If that is not enough to bring us down, God told Cain “sin is a demon lurking at your door and its urge is toward you.”  We are under siege and we do not know when our wine will run out. These readings today are demanding us to answer the question, how much do we trust God to overcome the things that come to destroy our joy.

None of what happened because of Adam’s sin was God’s plan but he did put a plan into action that day to restore us.  Through the prophet Isaiah God is telling us how much he desires to have us feel we are his delight.  We must trust in the promises of God and we must believe we are worthy of receiving those promises.  We are his delight because he put in us every quality, he delights in seeing.  Like a loving father watching his child taking those first steps, he is always seeking that one move of us toward him.  We need to step by step move into his open arms.   Mary gives us a clue today how to do that and it is to “do what Jesus tells us.”

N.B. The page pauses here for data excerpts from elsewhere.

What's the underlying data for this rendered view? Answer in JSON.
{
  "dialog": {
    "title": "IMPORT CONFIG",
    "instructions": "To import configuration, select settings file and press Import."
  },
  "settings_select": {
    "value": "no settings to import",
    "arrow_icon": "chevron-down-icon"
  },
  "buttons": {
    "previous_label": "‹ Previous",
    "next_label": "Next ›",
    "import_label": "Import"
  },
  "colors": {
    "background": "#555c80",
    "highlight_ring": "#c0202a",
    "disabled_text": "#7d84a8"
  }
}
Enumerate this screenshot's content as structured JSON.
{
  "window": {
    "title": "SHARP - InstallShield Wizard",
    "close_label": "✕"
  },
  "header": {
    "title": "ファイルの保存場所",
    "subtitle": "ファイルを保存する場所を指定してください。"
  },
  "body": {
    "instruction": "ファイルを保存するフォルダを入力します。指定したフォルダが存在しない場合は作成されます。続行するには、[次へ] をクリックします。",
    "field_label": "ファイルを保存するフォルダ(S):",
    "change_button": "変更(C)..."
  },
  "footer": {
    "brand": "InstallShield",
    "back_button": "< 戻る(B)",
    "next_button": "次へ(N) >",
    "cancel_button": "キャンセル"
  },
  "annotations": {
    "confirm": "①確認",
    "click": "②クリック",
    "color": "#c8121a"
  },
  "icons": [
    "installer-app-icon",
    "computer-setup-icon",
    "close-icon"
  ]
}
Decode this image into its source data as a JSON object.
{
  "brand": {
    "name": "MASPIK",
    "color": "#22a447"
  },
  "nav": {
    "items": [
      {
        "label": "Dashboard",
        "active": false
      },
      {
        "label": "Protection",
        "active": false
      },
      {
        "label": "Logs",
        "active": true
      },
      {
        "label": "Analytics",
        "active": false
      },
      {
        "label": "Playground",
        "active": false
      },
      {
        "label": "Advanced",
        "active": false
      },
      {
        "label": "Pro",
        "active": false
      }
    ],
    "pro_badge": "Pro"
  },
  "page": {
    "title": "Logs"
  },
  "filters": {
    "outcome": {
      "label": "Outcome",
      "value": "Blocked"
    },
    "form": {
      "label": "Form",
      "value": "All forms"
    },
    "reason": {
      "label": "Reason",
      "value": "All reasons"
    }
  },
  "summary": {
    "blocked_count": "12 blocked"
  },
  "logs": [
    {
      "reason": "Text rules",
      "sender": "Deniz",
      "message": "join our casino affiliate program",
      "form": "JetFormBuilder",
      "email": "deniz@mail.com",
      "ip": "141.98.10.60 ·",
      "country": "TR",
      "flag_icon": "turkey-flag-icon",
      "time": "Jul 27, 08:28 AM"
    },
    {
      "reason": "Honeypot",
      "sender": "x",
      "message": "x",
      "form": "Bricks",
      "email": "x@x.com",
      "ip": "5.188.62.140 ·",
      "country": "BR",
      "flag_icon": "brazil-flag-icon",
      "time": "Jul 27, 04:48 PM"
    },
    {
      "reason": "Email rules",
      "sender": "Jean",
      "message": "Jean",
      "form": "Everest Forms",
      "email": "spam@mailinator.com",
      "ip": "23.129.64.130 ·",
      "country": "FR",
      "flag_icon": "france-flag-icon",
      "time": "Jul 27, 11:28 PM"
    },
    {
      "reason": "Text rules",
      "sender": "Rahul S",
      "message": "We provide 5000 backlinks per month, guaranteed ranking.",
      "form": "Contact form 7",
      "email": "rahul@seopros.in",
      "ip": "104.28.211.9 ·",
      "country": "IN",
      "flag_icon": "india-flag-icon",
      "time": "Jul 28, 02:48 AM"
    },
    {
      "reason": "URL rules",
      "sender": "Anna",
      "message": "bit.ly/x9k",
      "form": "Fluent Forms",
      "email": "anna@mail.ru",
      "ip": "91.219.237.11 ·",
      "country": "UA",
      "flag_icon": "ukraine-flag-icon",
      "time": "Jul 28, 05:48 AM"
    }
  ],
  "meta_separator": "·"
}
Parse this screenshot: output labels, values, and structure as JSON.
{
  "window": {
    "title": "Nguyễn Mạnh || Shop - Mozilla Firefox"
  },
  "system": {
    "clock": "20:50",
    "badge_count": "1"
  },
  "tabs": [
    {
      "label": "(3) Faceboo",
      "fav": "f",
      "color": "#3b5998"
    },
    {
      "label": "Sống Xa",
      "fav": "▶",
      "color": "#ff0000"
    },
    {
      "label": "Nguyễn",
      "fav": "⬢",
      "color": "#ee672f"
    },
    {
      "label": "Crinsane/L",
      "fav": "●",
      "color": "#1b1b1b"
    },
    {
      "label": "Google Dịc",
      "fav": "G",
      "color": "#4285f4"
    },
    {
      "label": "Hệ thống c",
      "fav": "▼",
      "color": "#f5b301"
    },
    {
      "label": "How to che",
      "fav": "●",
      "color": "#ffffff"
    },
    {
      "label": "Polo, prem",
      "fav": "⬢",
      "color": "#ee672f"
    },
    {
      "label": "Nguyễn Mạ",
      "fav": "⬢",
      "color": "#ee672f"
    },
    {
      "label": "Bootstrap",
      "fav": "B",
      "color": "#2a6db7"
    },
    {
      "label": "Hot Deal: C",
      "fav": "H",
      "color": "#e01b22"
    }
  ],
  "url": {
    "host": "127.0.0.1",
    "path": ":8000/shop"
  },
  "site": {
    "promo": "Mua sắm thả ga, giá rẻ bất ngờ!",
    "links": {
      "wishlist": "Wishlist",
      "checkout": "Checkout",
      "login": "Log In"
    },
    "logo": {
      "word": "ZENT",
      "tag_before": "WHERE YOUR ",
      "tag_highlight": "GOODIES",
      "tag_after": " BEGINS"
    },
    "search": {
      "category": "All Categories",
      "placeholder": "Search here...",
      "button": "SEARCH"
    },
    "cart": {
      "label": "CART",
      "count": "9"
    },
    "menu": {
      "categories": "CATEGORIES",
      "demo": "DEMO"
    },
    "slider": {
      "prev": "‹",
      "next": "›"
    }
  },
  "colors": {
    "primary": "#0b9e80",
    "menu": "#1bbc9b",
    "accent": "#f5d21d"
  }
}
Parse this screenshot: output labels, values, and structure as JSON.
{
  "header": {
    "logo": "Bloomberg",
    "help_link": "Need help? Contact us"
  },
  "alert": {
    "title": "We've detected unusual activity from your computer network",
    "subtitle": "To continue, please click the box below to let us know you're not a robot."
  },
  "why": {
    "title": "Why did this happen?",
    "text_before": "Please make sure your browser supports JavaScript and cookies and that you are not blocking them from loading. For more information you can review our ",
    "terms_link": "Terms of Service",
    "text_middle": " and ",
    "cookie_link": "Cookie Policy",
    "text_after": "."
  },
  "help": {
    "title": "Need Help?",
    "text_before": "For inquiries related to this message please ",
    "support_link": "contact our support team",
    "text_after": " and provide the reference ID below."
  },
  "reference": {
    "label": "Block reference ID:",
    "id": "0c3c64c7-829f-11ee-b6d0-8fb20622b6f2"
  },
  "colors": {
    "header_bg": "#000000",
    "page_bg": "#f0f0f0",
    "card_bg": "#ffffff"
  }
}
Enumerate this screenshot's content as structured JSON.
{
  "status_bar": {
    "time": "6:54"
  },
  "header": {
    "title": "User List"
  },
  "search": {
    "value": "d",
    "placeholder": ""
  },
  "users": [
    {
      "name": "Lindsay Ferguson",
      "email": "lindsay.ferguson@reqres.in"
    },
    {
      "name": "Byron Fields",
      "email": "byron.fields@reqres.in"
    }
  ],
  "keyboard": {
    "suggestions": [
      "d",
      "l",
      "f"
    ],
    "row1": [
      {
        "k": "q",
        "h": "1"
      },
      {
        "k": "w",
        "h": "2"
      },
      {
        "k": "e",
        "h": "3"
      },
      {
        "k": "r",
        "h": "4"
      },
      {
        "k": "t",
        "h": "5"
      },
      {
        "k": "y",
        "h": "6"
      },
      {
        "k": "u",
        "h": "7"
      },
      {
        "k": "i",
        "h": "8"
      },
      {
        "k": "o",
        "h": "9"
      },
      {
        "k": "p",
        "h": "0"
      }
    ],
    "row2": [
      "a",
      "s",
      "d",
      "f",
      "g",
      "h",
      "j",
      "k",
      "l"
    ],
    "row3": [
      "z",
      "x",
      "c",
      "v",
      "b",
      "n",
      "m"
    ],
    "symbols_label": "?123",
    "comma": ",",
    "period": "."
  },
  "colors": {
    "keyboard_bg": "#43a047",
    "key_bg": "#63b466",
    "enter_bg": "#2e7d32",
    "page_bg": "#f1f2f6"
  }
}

We are called to be the people who understand his will and say the words that point the way toward restoration for those who see nothing but the impending disaster. This means we must know him as intimately as Mary did in order to give hope to those who do not believe in the promises of God.  The good news is we know we have noting to offer but we know God does.

We can pray for God’s intervention and know he will act because we have felt the arms of a loving Father surrounding us and calling us his delight.  Peter understood forgiveness because he failed when his biggest test came to acknowledge Jesus as Lord.  Peter wrote, “the Lord knows how to rescue the devout from trial and rescue them from punishment” (2 Pet. 2:9).  He understood how his sin, the sin of others, tragedy or fear will destroy your image of your worthiness to be loved by God.  Here is an amazing fact, God’s image of you never changed from the day of creation when he declared us ‘very good.”

We are his delight and his desire are to bring joy to all his children. On our part we must do what the scriptures have always encouraged us to do and that is return to him. Allow him to restore you by his presence and his healing power to renew you, heal you, wipe out the pain of those physical and emotional hurts and to feel his love poured into your heart by the Holy Spirit.  Then like Mary we must be willing to help others find the God who delights in them.

We must listen and allow them to ultimately say they want to drink the water turned into wine.  What brings delight God’s heart is when we allow him to change our ordinary lives into extra ordinary ones.